When you build a model to describe some behavior – for example a model to predict the movies a person might like – you can usually see that the error of your predictions within your training set is reduced as model complexity increases. A 10th degree polynomial will usually have much less error in the training set than a linear model and so on. This is a simple consequence of the degrees of freedom within the model that allow a much better adjustment to the data at hand. However this adjustment – or fitting – usually means that results improve up to a point on unseen data but after that point the error increases in the testing set. This means that bias decreases with model complexity up to a point – your predictions in unseen data become better – and then variance starts increasing as you gain improvement in training but not in testing data.

The above is the reason why curve-fitting bias is often considered an important source of system failure in algorithmic trading. If a model worked in a back-test and failed within real data testing then it is easy to assume that – as in most other model building efforts – the problem is that you did not arrive at a proper bias-variance trade off and you created something that was too complex for the amount of data that you had at hand. In traditional model building this means that you should either reduce your model complexity or use more data so that your model can behave properly under unseen data.
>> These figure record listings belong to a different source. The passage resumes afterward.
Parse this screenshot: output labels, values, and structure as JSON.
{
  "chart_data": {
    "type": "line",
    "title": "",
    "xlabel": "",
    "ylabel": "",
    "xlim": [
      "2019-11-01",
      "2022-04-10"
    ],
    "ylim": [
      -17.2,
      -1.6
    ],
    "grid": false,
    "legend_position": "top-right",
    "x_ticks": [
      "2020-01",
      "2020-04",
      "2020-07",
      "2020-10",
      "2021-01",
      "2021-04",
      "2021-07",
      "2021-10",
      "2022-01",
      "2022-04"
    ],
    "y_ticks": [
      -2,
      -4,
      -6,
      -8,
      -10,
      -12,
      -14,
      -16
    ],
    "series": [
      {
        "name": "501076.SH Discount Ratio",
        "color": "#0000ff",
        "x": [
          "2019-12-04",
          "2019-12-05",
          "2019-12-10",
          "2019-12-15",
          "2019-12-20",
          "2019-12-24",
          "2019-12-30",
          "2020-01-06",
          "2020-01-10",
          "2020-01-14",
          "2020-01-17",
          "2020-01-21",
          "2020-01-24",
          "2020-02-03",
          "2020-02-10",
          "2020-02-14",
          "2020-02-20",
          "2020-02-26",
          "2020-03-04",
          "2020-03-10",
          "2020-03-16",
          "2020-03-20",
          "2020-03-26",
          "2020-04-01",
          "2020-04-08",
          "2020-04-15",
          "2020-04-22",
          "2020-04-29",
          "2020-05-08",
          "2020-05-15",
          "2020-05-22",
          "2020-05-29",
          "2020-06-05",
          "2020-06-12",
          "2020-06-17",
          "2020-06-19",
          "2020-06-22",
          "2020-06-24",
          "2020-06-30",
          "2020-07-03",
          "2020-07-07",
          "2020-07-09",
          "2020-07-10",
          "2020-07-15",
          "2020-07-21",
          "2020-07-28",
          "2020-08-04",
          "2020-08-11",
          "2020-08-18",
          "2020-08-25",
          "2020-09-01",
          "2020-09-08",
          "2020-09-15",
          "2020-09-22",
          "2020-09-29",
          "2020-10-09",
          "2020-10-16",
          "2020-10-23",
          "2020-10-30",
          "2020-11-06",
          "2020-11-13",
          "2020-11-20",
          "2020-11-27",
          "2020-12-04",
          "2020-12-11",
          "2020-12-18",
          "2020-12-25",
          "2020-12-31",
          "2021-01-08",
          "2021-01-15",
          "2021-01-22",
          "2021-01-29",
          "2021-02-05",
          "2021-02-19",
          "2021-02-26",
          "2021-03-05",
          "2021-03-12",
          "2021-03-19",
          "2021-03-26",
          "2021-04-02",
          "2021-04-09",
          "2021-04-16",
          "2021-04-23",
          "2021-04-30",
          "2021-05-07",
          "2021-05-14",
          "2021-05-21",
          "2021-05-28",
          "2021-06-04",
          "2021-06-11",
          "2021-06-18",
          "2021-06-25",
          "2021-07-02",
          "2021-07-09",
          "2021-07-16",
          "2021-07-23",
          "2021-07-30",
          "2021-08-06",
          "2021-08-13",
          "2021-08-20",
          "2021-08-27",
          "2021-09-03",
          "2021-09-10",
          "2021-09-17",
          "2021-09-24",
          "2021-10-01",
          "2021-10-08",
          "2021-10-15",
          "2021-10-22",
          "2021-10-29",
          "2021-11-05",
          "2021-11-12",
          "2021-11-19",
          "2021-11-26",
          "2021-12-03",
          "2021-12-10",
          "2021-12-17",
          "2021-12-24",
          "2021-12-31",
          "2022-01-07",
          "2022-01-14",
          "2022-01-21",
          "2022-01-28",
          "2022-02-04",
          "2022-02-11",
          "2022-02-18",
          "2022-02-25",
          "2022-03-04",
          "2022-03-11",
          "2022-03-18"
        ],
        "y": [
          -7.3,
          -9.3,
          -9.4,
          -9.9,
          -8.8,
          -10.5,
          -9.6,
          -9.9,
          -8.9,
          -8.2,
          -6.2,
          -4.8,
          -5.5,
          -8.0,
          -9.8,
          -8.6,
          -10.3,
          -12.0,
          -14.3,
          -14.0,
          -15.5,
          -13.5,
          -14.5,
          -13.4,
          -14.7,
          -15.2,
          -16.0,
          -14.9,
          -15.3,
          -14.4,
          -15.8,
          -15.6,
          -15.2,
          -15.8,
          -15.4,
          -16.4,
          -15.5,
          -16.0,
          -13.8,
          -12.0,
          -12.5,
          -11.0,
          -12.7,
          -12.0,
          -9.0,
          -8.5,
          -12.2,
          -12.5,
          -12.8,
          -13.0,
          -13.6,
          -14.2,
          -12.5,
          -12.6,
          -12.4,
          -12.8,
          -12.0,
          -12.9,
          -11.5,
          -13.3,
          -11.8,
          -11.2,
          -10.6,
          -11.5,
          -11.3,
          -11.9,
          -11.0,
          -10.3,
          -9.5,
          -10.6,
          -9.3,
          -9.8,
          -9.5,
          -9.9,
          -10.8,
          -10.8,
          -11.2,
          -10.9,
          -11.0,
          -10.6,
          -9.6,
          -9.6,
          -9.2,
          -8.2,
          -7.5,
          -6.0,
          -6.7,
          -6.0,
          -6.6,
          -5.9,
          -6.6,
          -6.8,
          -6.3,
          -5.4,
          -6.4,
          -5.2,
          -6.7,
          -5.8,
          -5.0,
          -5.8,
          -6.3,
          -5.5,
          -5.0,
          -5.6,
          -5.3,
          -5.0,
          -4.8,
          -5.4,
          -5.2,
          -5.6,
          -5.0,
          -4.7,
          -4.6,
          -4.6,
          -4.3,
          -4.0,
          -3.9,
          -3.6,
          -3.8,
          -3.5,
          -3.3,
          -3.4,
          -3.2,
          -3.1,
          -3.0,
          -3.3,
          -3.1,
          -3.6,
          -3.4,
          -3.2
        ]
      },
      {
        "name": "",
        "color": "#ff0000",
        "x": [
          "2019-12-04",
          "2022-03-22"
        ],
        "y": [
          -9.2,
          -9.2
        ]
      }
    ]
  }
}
This in fact works to reduce curve-fitting bias in trading as larger data for “training” – in this case meaning any generic model building effort – should in all cases lead to less curve-fitting bias and lower complexity should help – up to a point – if the model is very complicated.

That said, the fact of the matter is that model-building related sources of bias, like curve-fitting bias and data-mining bias, are not the only sources of error that generate failure in trading strategies. There is another fun error class which is called irreducible error which points to a source of error that is brought by the stochastic nature of the problem being solved and the lack of enough data to properly describe the problem. It is the valley in the bias-variance trade off graph, the minimum error you could get to. In the trading case this is an error related with the market simply changing to something else that cannot be reduced because of the unpredictable nature of these changes. No matter how much you attempt to reduce curve-fitting and data-mining bias, irreducible errors will always be present and they cannot be reduced — as the name implies.